Newcastle City Council is introducing new measures that aim to crack down on ‘chuggers’ – people who ask passers-by for donations to a particular charity. It comes after complaints from shoppers, businesses, and tourists about being harassed and intimidated by chuggers while going about their day. Anyone found chugging outside an agreed area could be taken to court and fined up to £1,000.
The council tried to introduce an outright ban on chuggers last year. But the Public Fundraising Association (PFRA), who represent chuggers, challenged the move. The council is relaxing the ban. But the public is likely to welcome restrictions on where chuggers can work. As one person commented:
You can’t walk down Northumberland Street without being hassled by a chugger. They’re a pain.

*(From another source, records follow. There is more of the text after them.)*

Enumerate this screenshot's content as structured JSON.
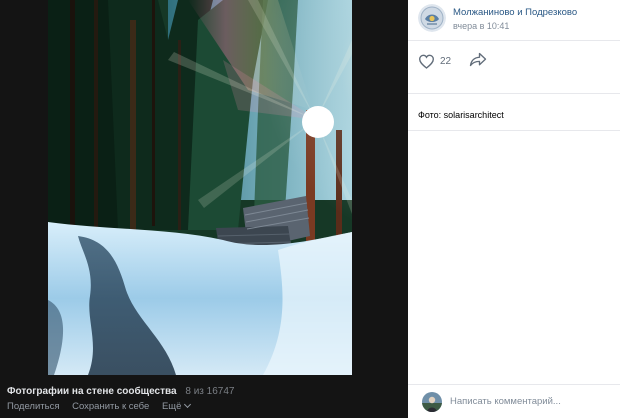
{
  "post": {
    "community_name": "Молжаниново и Подрезково",
    "time": "вчера в 10:41",
    "likes": "22",
    "caption": "Фото: solarisarchitect"
  },
  "viewer": {
    "album_title": "Фотографии на стене сообщества",
    "position": "8 из 16747",
    "share_label": "Поделиться",
    "save_label": "Сохранить к себе",
    "more_label": "Ещё"
  },
  "comment": {
    "placeholder": "Написать комментарий..."
  },
  "colors": {
    "viewer_bg": "#141414",
    "link": "#2a5885",
    "panel_bg": "#ffffff"
  },
  "icons": {
    "like": "heart-outline-icon",
    "share": "share-arrow-icon",
    "more": "chevron-down-icon"
  }
}
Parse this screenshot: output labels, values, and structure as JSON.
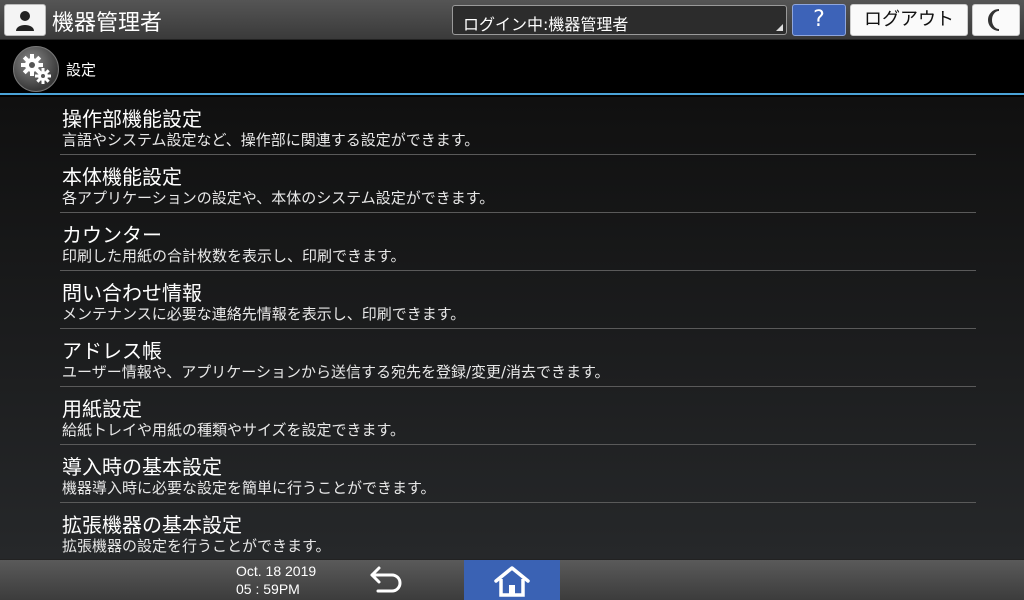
{
  "header": {
    "user_title": "機器管理者",
    "login_status": "ログイン中:機器管理者",
    "help_label": "?",
    "logout_label": "ログアウト",
    "icons": {
      "user": "user-icon",
      "night": "crescent-moon-icon"
    }
  },
  "subheader": {
    "title": "設定",
    "icon": "gear-icon"
  },
  "menu": [
    {
      "title": "操作部機能設定",
      "desc": "言語やシステム設定など、操作部に関連する設定ができます。"
    },
    {
      "title": "本体機能設定",
      "desc": "各アプリケーションの設定や、本体のシステム設定ができます。"
    },
    {
      "title": "カウンター",
      "desc": "印刷した用紙の合計枚数を表示し、印刷できます。"
    },
    {
      "title": "問い合わせ情報",
      "desc": "メンテナンスに必要な連絡先情報を表示し、印刷できます。"
    },
    {
      "title": "アドレス帳",
      "desc": "ユーザー情報や、アプリケーションから送信する宛先を登録/変更/消去できます。"
    },
    {
      "title": "用紙設定",
      "desc": "給紙トレイや用紙の種類やサイズを設定できます。"
    },
    {
      "title": "導入時の基本設定",
      "desc": "機器導入時に必要な設定を簡単に行うことができます。"
    },
    {
      "title": "拡張機器の基本設定",
      "desc": "拡張機器の設定を行うことができます。"
    }
  ],
  "footer": {
    "date": "Oct. 18 2019",
    "time": "05 : 59PM",
    "icons": {
      "back": "back-arrow-icon",
      "home": "home-icon"
    }
  },
  "colors": {
    "accent_line": "#4aa3d8",
    "help_button": "#3d63b8",
    "home_button": "#3a62b4"
  }
}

But finding chuggers to be a nuisance is not a sign that people are uncharitable. It shows that chugging is an ineffective way to raise funds for good causes.
In 2013, a report found that Britain was the most charitable developed country in the world. But at the same time, people dislike chugging.
It’s an uncomfortable experience to be stopped in the street and guilt-tripped into setting up direct debits. If you walk away, a chugger may beam a smile and plead with you about how much of a difference you can make with only a tiny sacrifice.
Many people feel pestered by chuggers and will desperately try to avoid making eye contact with them. Chuggers have been known to use tactics such as congregating around shop doorways and working in pairs and teams to stop as many people as possible. Chuggers can be aggressive and deceitful in order to get their commission. You can often see people cross roads in order to avoid ‘running the chugger gauntlet’.
On the other hand, shouldn’t we feel guilty for not donating a few quid every month to save endangered tigers? Is feeling slightly awkward in the street really such a big deal, if it raises funds for good causes?
But charitable giving based on chugging can be counter-productive. Firstly, it can make people feel hostile towards the charities that the chuggers work for. Secondly, guilt makes us feel unhappy, so we do what we can to avoid that feeling. If chuggers make us feel guilty, we avoid them so we don’t have to face that inner scolding voice that tells us we’re selfish or mean. And thirdly, even if guilt motivates us to make a donation, once that guilt passes there’s no longer a strong basis to continue the direct debit.
More effective giving
Acting charitably based on compassion is far more effective because it reflects a more genuine concern for the suffering of others. And it doesn’t involve feeling bad in the process. You can also be compassionate in an effective way. While chuggers may passionately try to persuade you that a small donation can make a big difference, you can probably make a bigger difference by giving elsewhere.
Effective altruism is a growing social and philosophical movement which argues that reason, evidence, and analysis should be used when deciding which charities to donate to. By using charity evaluators such as GiveWell, you can see which charities are the most cost-effective in terms of improving and saving lives. None of the charities that chuggers work for make the list. This doesn’t mean that these charities don’t do remarkable work in alleviating suffering. But it does mean that we can do a lot more good than we’re currently doing.